Under the Act, offences will be considered “aggravated” if the offender demonstrates this subjectively perceived “malice and ill-will” towards the victim, and does so on the basis of the victim’s “membership or presumed membership” of a protected group. It will be up to Police Scotland’s officers to use their judgement to assess whether a “reasonable person” would find the reported conduct “threatening, abusive or insulting”.
Unlike the Public Order Act, Scotland’s hate crime legislation removes what’s known as the ‘dwelling defence’ (i.e., that an offence cannot be committed if both the defendant and the person threatened are in a private dwelling). This means that people can be prosecuted for stirring up hatred in their own home.
Unsurprisingly, concerns have been expressed that the legislation’s definition of a hate crime is too ambiguous, potentially leading to a chilling effect on freedom of speech, and a torrent of vexatious complaints being made to police.
In particular, gender critical feminists are concerned that anyone who dares to defend the need to exclude trans-identifying males from women-only spaces, or who objects to girls who are ‘boyish’ or attracted to members of the same sex being told they are ‘trans’, or who argues that gender reform conflicts with women’s sex-based rights, now risks being investigated by the police on suspicion of a ‘transphobic’ hate crime.
Joanna Cherry KC, an SNP MP and feminist who has been highly critical of the Scottish Government’s gender policies, has said she had “no doubt” that the new laws “will be weaponised against women exercising their right to freedom of speech”.

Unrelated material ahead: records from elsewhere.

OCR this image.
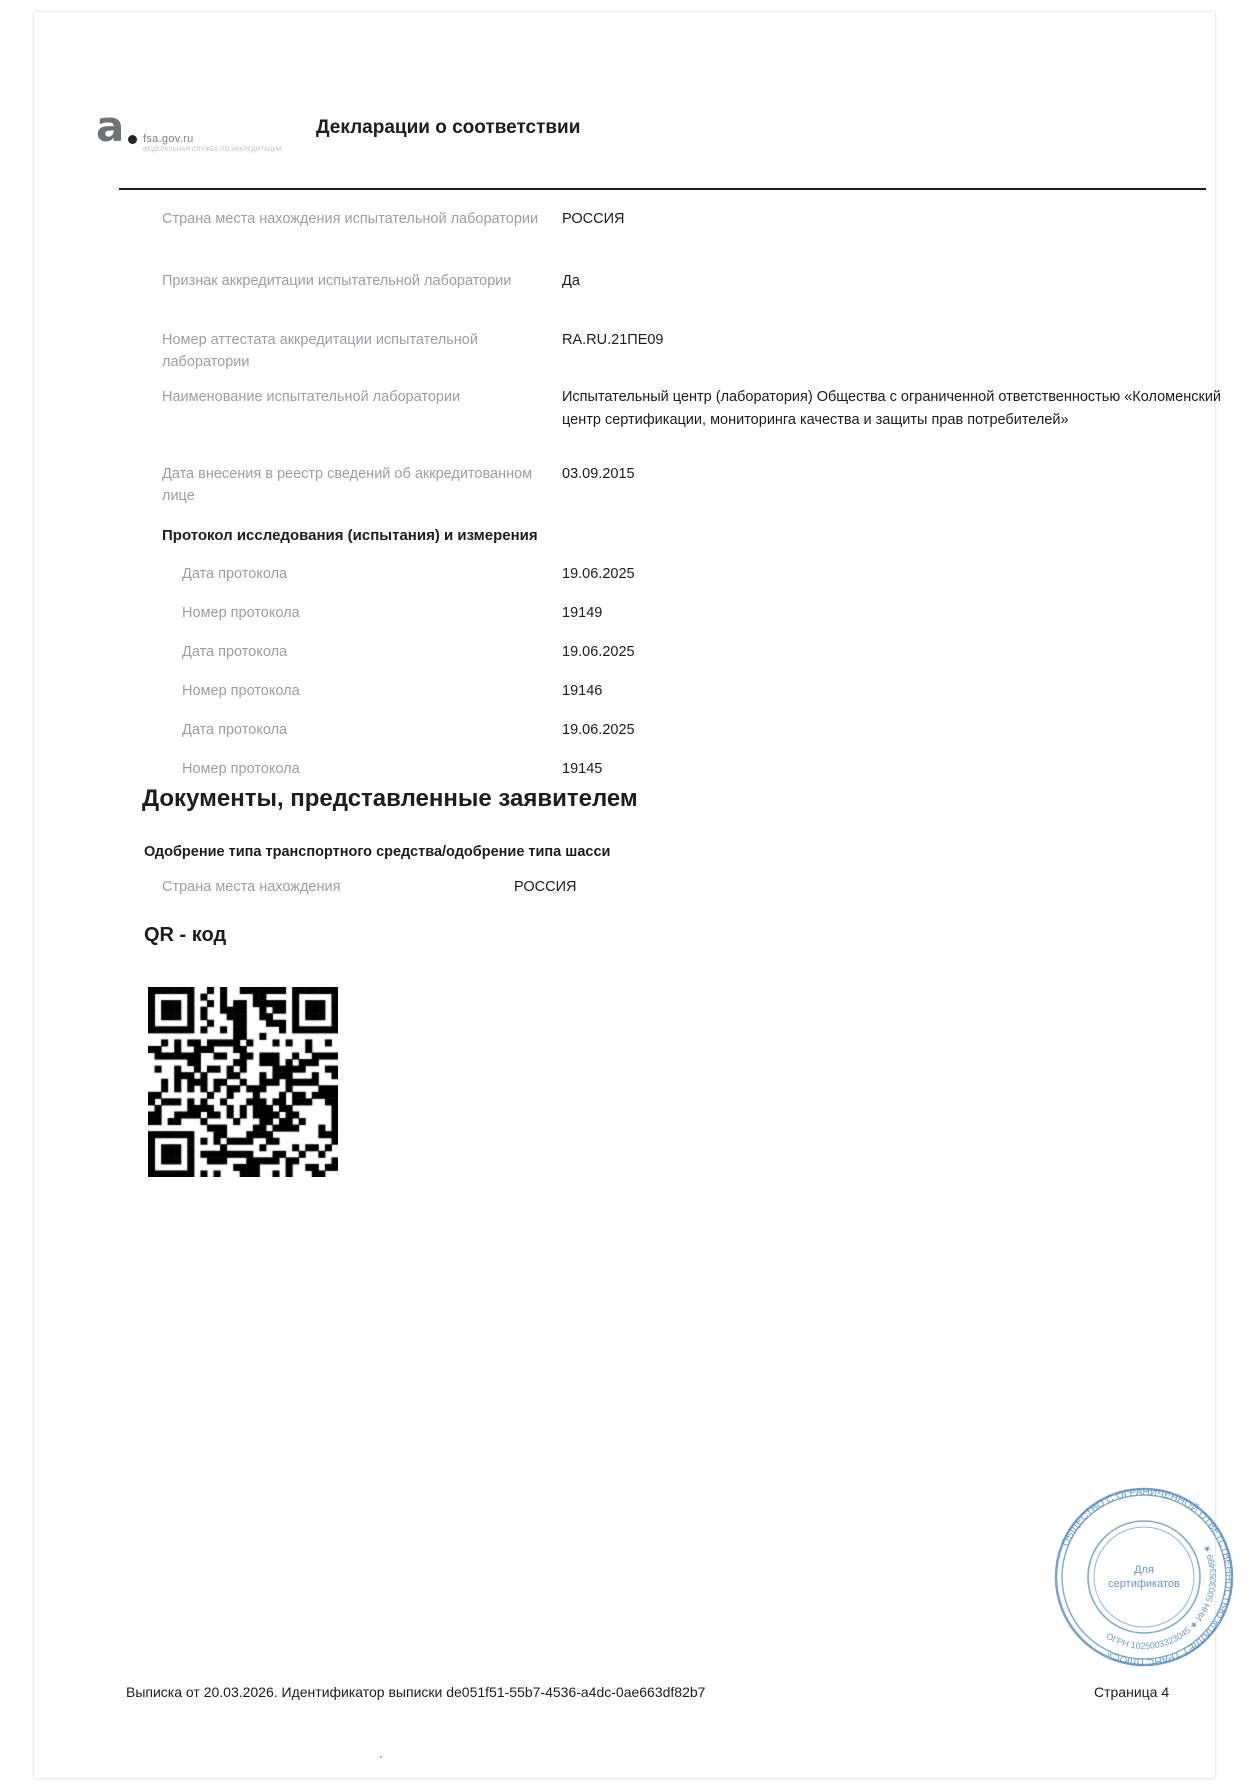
a	fsa.gov.ru
ФЕДЕРАЛЬНАЯ СЛУЖБА ПО АККРЕДИТАЦИИ
Декларации о соответствии
Страна места нахождения испытательной лаборатории	РОССИЯ
Признак аккредитации испытательной лаборатории	Да
Номер аттестата аккредитации испытательной лаборатории
RA.RU.21ПЕ09
Наименование испытательной лаборатории	Испытательный центр (лаборатория) Общества с ограниченной ответственностью «Коломенский центр сертификации, мониторинга качества и защиты прав потребителей»
Дата внесения в реестр сведений об аккредитованном лице
03.09.2015
Протокол исследования (испытания) и измерения
Дата протокола	19.06.2025
Номер протокола	19149
Дата протокола	19.06.2025
Номер протокола	19146
Дата протокола	19.06.2025
Номер протокола	19145
Документы, представленные заявителем
Одобрение типа транспортного средства/одобрение типа шасси
Страна места нахождения	РОССИЯ
QR - код
ОБЩЕСТВО С ОГРАНИЧЕННОЙ ОТВЕТСТВЕННОСТЬЮ «ПАЛЛЕТ ТРАНС ПЛЮС»
ОГРН 1025003323045 ★ ИНН 5003053499 ★
Для
сертификатов
Выписка от 20.03.2026. Идентификатор выписки de051f51-55b7-4536-a4dc-0ae663df82b7	Страница 4
.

She has also suggested that trans campaigners will target JK Rowling. Although she did not mention the author by name, the MP said: “A cursory look at social media shows some of these activists already have one high-profile woman in their sights.”
On that note, a series of ‘third party reporting centres’ have also been established by Police Scotland, on the basis that victims or witnesses “sometimes… don’t feel comfortable reporting the incident to the police” and “might be more comfortable reporting it to someone they know”.

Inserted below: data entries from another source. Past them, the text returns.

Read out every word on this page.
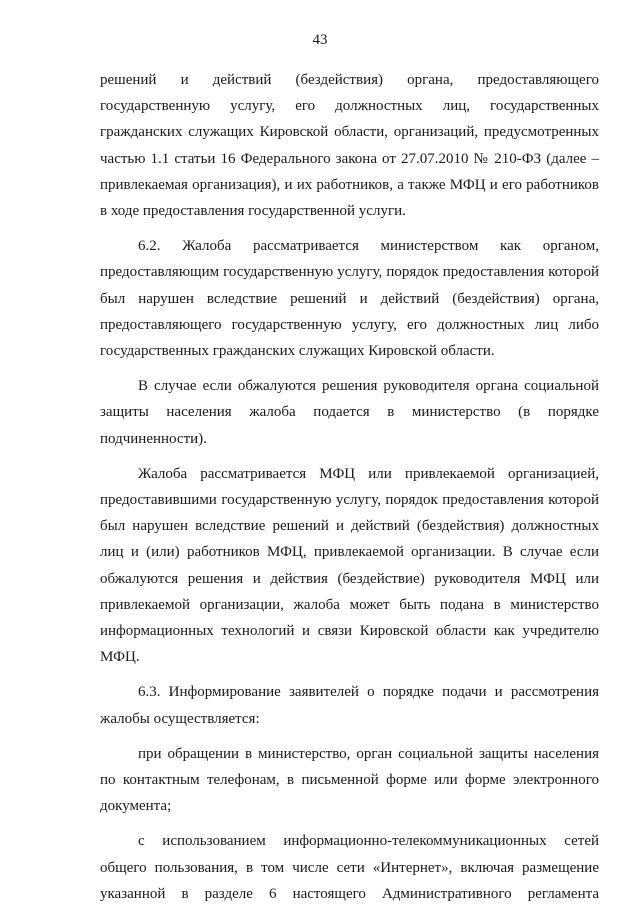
43

решений и действий (бездействия) органа, предоставляющего государственную услугу, его должностных лиц, государственных гражданских служащих Кировской области, организаций, предусмотренных частью 1.1 статьи 16 Федерального закона от 27.07.2010 № 210-ФЗ (далее – привлекаемая организация), и их работников, а также МФЦ и его работников в ходе предоставления государственной услуги.

6.2. Жалоба рассматривается министерством как органом, предоставляющим государственную услугу, порядок предоставления которой был нарушен вследствие решений и действий (бездействия) органа, предоставляющего государственную услугу, его должностных лиц либо государственных гражданских служащих Кировской области.

В случае если обжалуются решения руководителя органа социальной защиты населения жалоба подается в министерство (в порядке подчиненности).

Жалоба рассматривается МФЦ или привлекаемой организацией, предоставившими государственную услугу, порядок предоставления которой был нарушен вследствие решений и действий (бездействия) должностных лиц и (или) работников МФЦ, привлекаемой организации. В случае если обжалуются решения и действия (бездействие) руководителя МФЦ или привлекаемой организации, жалоба может быть подана в министерство информационных технологий и связи Кировской области как учредителю МФЦ.

6.3. Информирование заявителей о порядке подачи и рассмотрения жалобы осуществляется:

при обращении в министерство, орган социальной защиты населения по контактным телефонам, в письменной форме или форме электронного документа;

с использованием информационно-телекоммуникационных сетей общего пользования, в том числе сети «Интернет», включая размещение указанной в разделе 6 настоящего Административного регламента
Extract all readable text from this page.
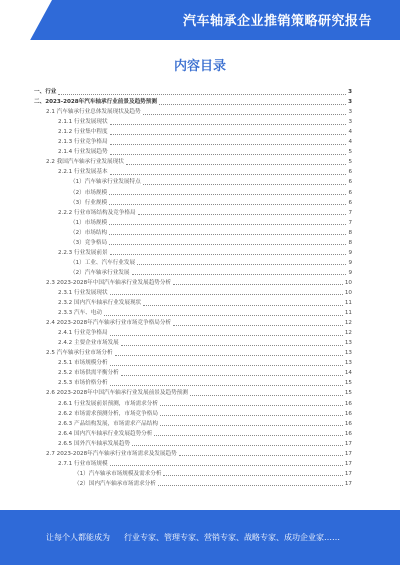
汽车轴承企业推销策略研究报告
内容目录
一、行业	3
二、2023-2028年汽车轴承行业前景及趋势预测	3
2.1 汽车轴承行业总体发展现状及趋势	3
2.1.1 行业发展现状	3
2.1.2 行业集中程度	4
2.1.3 行业竞争格局	4
2.1.4 行业发展趋势	5
2.2 我国汽车轴承行业发展现状	5
2.2.1 行业发展基本	6
（1）汽车轴承行业发展特点	6
（2）市场规模	6
（3）行业规模	6
2.2.2 行业市场结构及竞争格局	7
（1）市场规模	7
（2）市场结构	8
（3）竞争格局	8
2.2.3 行业发展前景	9
（1）工业、汽车行业发展	9
（2）汽车轴承行业发展	9
2.3 2023-2028年中国汽车轴承行业发展趋势分析	10
2.3.1 行业发展现状	10
2.3.2 国内汽车轴承行业发展现状	11
2.3.3 汽车、电动	11
2.4 2023-2028年汽车轴承行业市场竞争格局分析	12
2.4.1 行业竞争格局	12
2.4.2 主要企业市场发展	13
2.5 汽车轴承行业市场分析	13
2.5.1 市场规模分析	13
2.5.2 市场供需平衡分析	14
2.5.3 市场价格分析	15
2.6 2023-2028年中国汽车轴承行业发展前景及趋势预测	15
2.6.1 行业发展前景预测，市场需求分析	16
2.6.2 市场需求预测分析，市场竞争格局	16
2.6.3 产品结构发展，市场需求产品结构	16
2.6.4 国内汽车轴承行业发展趋势分析	16
2.6.5 国外汽车轴承发展趋势	17
2.7 2023-2028年汽车轴承行业市场需求及发展趋势	17
2.7.1 行业市场规模	17
（1）汽车轴承市场规模及需求分析	17
（2）国内汽车轴承市场需求分析	17
让每个人都能成为 行业专家、管理专家、营销专家、战略专家、成功企业家……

The nationwide network of walk-in snitching parlours are located everywhere from charities, council offices, mushroom farms (no, really), caravan sites and housing associations – Glasgow’s easily offended can even drop-in to ‘Luke and Jake’, an LGBT+ sex-shop where specially trained staff are available seven days a week to help you report a ‘hate crime’.
Needless to say, the FSU remains concerned that the new law will give officers carte blanche to question people for expressing lawful but dissenting, offensive or contentious views that those with particular protected characteristics – as well as the many activists who purport to speak on their behalf – happen to perceive as ‘hateful’.
We’re particularly concerned that if the police conclude no crime has been committed, they will nevertheless record the report as a ‘hate incident (non-crime)’, the Scottish equivalent of non-crime hate incidents (NCHIs).